Great thread but some of it was like reading one of those annoying buzzfeed articles '15 things about brits'

It's also like reading one of those annoying buzzfeed articles '15 things about Americans' where you wonder if the writer has ever even been there.

Lweji · 29/03/2018 07:46

Speaking of duvet covers, you read this and just know the author and the editor are on MN: Grin

www.inverse.com/article/42949-top-sheets-millennials-bedding-duvet-cover?

elisenbrunnen · 29/03/2018 09:39

TeaAddict - what part of my post from 11 days ago is 'cloud cuckoo land'?

FYI - North-Rhein Westfalia. OK?

LockedOutOfMN · 29/03/2018 09:49

Seems relevant as it's Holy Week.

Spain. The Holy Week processions. Amazing.

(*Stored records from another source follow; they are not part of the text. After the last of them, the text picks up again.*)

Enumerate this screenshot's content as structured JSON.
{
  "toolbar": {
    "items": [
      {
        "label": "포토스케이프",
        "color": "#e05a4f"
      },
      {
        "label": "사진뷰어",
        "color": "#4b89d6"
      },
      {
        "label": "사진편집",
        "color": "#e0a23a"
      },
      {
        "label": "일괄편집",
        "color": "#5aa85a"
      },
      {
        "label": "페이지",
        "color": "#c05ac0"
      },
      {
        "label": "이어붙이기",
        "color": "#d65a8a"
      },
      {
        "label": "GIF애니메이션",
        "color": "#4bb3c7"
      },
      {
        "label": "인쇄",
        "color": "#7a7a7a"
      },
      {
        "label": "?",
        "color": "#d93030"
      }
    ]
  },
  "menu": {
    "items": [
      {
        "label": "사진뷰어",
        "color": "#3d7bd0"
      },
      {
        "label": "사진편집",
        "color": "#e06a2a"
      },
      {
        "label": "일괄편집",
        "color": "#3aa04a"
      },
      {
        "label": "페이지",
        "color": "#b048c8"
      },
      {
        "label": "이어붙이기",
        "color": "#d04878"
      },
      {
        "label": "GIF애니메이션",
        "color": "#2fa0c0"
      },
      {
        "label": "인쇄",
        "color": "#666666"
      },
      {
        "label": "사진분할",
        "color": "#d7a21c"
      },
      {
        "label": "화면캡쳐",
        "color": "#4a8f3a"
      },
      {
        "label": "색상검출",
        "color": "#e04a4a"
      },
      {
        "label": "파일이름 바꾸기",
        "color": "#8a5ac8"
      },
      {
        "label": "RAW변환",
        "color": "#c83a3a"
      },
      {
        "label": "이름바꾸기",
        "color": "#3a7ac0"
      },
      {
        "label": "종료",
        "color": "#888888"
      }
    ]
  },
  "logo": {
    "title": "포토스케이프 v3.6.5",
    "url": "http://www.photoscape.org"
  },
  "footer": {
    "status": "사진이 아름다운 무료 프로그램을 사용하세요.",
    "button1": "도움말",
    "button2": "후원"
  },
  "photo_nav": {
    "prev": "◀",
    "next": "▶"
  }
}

Also, we have fresh milk sold in reusable bags, but it's not that popular, most people use long life milk.

LockedOutOfMN · 29/03/2018 10:11

BitOutOfPractice
topless bathing seems to be very much in the minority in France and Spain though

Not in my experience (I'm French and still visit every year, have lived in Spain for years).

shesalady · 29/03/2018 12:15

@Lweji that article is all confused. They're talking about the foul American practice of having a duvet without a cover. Envy>not envy or having a cover and using a sheet too and not washing the cover. Bleurgh. Foul.

shesalady · 29/03/2018 12:16

Most hotels now will have a duvet with NO cover on. They'll have a sheet they wash and a hairy blanket on top. That means you're sleeping in bedding that's rarely or never washed. Vom.